A branch of the Krakow City Historical Museum, it was opened last night in the presence of the German and Israeli Ambassadors to Poland Michael H. Gerdts and Zri Rav-Ner, the US Consul in Kraków Allen S. Greenberg and the Polish Minister of Culture and National Heritage Bogdan Zdrojewski.
Among those present were also the Director of the Yad Vashem Institute in Jerusalem Avner Shalev and a group of people who were saved by Oskar Schindler (including Stella Mueller-Madej, Izydor Landersdorfer and Eugenia Manor).
Mr Shalev recalled in his address that for over 600 years Catholics and Jews lived together and created a common history of Krakow.
"This was brought to an end by the Nazi occupation. [...] This museum tells an integrated story about the Jewish community and Polish citizens and about the dilemmas that the people faced during the war," he said.

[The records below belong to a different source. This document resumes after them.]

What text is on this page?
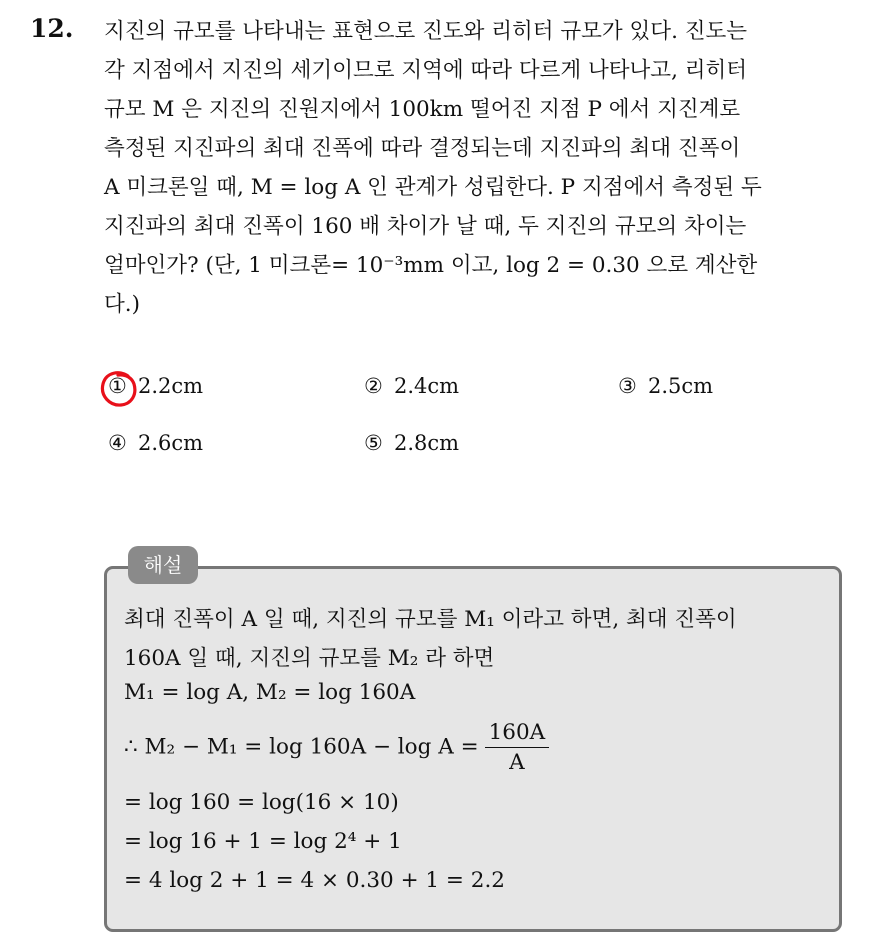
12. 지진의 규모를 나타내는 표현으로 진도와 리히터 규모가 있다. 진도는
각 지점에서 지진의 세기이므로 지역에 따라 다르게 나타나고, 리히터
규모 M 은 지진의 진원지에서 100km 떨어진 지점 P 에서 지진계로
측정된 지진파의 최대 진폭에 따라 결정되는데 지진파의 최대 진폭이
A 미크론일 때, M = log A 인 관계가 성립한다. P 지점에서 측정된 두
지진파의 최대 진폭이 160 배 차이가 날 때, 두 지진의 규모의 차이는
얼마인가? (단, 1 미크론= 10⁻³mm 이고, log 2 = 0.30 으로 계산한
다.)
① 2.2cm	② 2.4cm	③ 2.5cm
④ 2.6cm	⑤ 2.8cm
해설
최대 진폭이 A 일 때, 지진의 규모를 M₁ 이라고 하면, 최대 진폭이
160A 일 때, 지진의 규모를 M₂ 라 하면
M₁ = log A, M₂ = log 160A
∴ $M_2 - M_1 = \log 160A - \log A = \frac{160A}{A}$
= log 160 = log(16 × 10)
= log 16 + 1 = log 2⁴ + 1
= 4 log 2 + 1 = 4 × 0.30 + 1 = 2.2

The exhibition presents all aspects of the history of Kraków under the Nazi occupation. Its various sections are devoted to the outbreak of World War II, Krakow as the seat of the General Government established by the Nazis, Nazi terror, daily life of city residents, the Jewish Ghetto, anti-Nazi resistance and the life of Oskar Schindler, a German industrialist who employed and saved some 1, 200 Jewish workers during World War II.
Visitors to the museum are taken on a tour of reconstructed pre-war Krakow. One of Poland's most modern museums of its kind, it has 30 inter-active multi-media stands, 15 video projectors, over 100 loudspeakers and 40 cameras.
Oskar Schindler's story was described by the Australian writer Thomas Keneally in a book Schindler's Ark, which in 1993 was made into the Oscar-winning film by Steven Spielberg (Schindler's List).